I tried this but it didn't catch it:
regall:Undefined index\: pin
-Jim
tvcnet
Junior Member
Posts: 38 Joined: 30 Sep 2009, 00:01
Post
by tvcnet » 21 Apr 2010, 18:27
tvcnet wrote: One of the common phishing installer scripts creates a log file named:
error_log
(and FYI purposes other filenames in this phishing installer are
login.php, regions.zip and index.htm)
In this log file the one thing I believe could be ID's as a likely hack would be this line:
[26-Feb-2010 16:12:02] PHP Notice: Undefined index: pin in /home/xxx/public_html/images/ucon/login.php on line 7
In specific, I'm referring the the section:
Undefined index: pin
What you think about the relevance of this?
I tried this but it didn't catch it:
regall:Undefined index\: pin
-Jim
I take that back regarding the scan.
regall:Undefined index: pin
"does" work fine though only with a deep scan.
-Jim
Sergio
Junior Member
Posts: 1712 Joined: 12 Dec 2006, 14:56
Post
by Sergio » 21 Apr 2010, 18:37
tvcnet wrote: I take that back regarding the scan.

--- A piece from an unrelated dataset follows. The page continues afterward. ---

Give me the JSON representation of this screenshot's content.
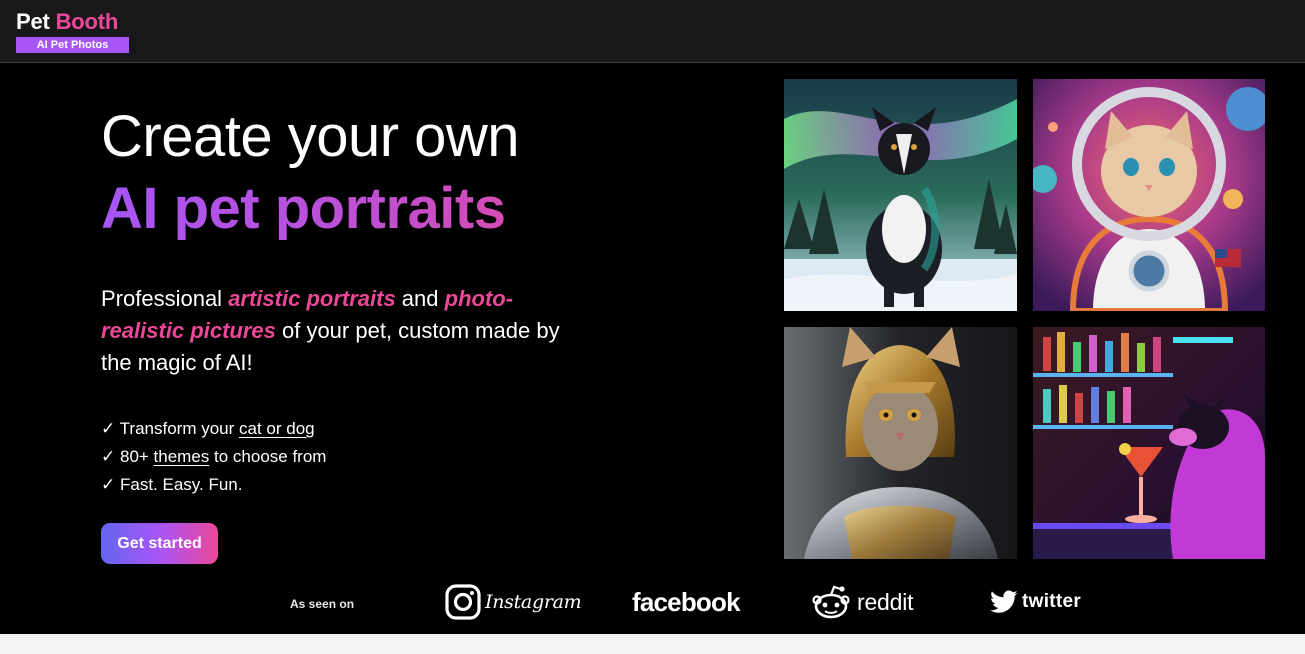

regall:Undefined index: pin
"does" work fine though only with a deep scan.
-Jim
Jim,
you are not writing your RegEx as it should, that line has to be:
regall:Undefined index\: pin
but I don't think this will work, as the error that you are referring to is a log line and is not inside any php, cgi or html file. CXS only searches for strings inside files, if you set this rule, you will have a lot of positives when your CXS checks your error_log file but not the compromised one.